American opera singer

Helen L. Phillips (8 December 1919 – 27 July 2005) was an American dramatic lyric soprano who broke through racial barriers as a concert singer and—almost in passing—on the opera stage.

==Biography==
She was born in St. Louis, Missouri, the daughter of a Baptist minister, the Rev. James Phillips. She attended Sumner High School in St. Louis and Lincoln University in Jefferson City, Missouri, and did graduate studies in music and in sociology at Fisk University in Nashville, Tennessee.

At the age of 14, she was one of the soloists at the dedication of the Municipal Auditorium in St. Louis. She was the first black singer to perform with the Metropolitan Opera chorus (seven years before Marian Anderson's debut) —later saying she just "slipped in". Her agent had been told to send his best soprano as an extra for five performances of Mascagni's Cavalleria Rusticana in 1947 — and though the stage manager was momentarily non-plussed by her race, did nothing to hamper her debut.

Among the stories she recounted about her world travels was an episode on the Oriental Express, when she encountered two Russian soldiers "who started deriding the United States and talking about the plight of Negroes in this country. During the course of the conversation, one took my glasses and refused to give them back.

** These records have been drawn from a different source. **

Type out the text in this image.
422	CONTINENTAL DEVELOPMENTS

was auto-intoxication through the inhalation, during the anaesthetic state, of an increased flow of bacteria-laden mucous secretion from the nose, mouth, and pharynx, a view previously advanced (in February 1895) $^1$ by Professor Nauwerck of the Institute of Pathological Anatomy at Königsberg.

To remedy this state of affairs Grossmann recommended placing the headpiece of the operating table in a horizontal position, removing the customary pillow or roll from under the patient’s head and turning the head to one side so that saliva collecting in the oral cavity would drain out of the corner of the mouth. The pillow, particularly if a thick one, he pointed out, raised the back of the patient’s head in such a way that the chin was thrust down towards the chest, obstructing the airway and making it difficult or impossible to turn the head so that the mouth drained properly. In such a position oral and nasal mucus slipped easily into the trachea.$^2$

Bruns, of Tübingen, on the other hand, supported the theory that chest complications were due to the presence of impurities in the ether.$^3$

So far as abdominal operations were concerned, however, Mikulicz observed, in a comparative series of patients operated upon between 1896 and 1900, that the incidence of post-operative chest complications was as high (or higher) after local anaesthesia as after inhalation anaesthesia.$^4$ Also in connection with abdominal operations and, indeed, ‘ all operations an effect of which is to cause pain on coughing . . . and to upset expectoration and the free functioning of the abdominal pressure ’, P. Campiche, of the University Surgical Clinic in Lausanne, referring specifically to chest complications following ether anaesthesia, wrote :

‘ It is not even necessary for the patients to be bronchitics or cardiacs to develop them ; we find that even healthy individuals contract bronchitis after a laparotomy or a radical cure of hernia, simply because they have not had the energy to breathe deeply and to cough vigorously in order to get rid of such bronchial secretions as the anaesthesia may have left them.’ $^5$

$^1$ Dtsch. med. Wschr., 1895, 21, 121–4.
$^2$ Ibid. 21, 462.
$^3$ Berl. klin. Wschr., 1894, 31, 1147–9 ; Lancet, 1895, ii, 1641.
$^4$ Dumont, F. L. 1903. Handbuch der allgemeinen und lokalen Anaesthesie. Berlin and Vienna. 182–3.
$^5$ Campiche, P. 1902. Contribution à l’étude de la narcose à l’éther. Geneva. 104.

Then he tried to get fresh, and I slapped him good and hard."

Throughout the 1940s and 1950s, she was primarily a concert singer, touring the United States, Europe, Africa, and South America. She was noted for her interpretation of German Lieder and Negro spirituals, and fluent in German, she toured Austria and West Germany for the State Department after World War II. She made her Town Hall debut in 1953, and she was in a production of Show Boat in 1954.

Retiring from the stage, she became a teacher and vocal coach. She died, age 86, from heart disease at the Isabella Geriatric Center in Manhattan.